Willem II van Nieulandt was born in Antwerp in 1584; his family moved to Amsterdam shortly thereafter, because of the war with Spain. Willem became the pupil of Jacob Savery in Amsterdam until 1599; in 1601 he went to Rome and worked in the workshop of the famous Flemish landscape painter Paul Bril, whose typical style would prove of great importance in his artistic development. In 1604 he returned to Antwerp, where he joined the guild of Saint Luke. A painter, draughtsman and a poet, he relied upon his memories from his stay in Rome to lend his landscapes and history scenes an antique character. In the present scene, a fictional landscape is depicted, dominated by an enormous temple featuring a truly monumental statue of Jupiter, who is depicted with an eagle, his symbol.

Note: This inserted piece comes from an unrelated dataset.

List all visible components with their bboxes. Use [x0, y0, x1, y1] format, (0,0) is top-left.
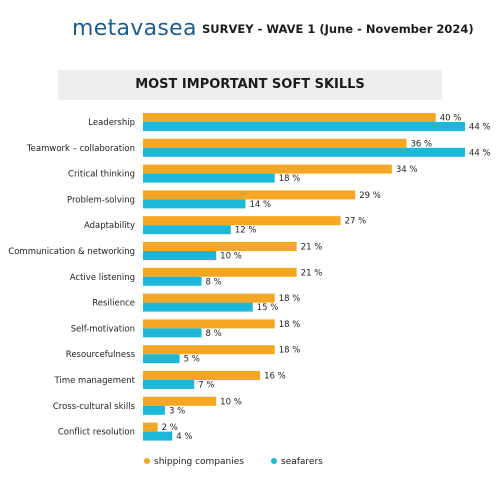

This is, of course, a depiction of one of the seven wonders of the ancient world, all but one of which have sadly been lost. For the temple and the statue, van Nieulandt was inspired by a print by Philippe Galle (1572) after a drawing by Maarten van Heemskerck (Heemskerk 1498 – 1574 Haarlem) from his series of the wonders of the ancient world. The same print inspired the coronation scene which van Nielandt added in the foreground (the only prize at the ancient Olympics, given only to the winner, was a laurel wreath), as the ancient olympics were dedicated to Zeus.
To this, van Nieulandt added new elements, such as the two see-through landscapes on either side of the temple (showing the influence of Paul Bril) and the delightful hustle and bustle of passers-by, worshippers and horse-drawn carriages in and around the temple, which are executed with sparing yet flowing and graceful brushstrokes. As an early work – the copper support is dated 1604 – this painting is an important addition to the oeuvre of Willem II van Nieulandt.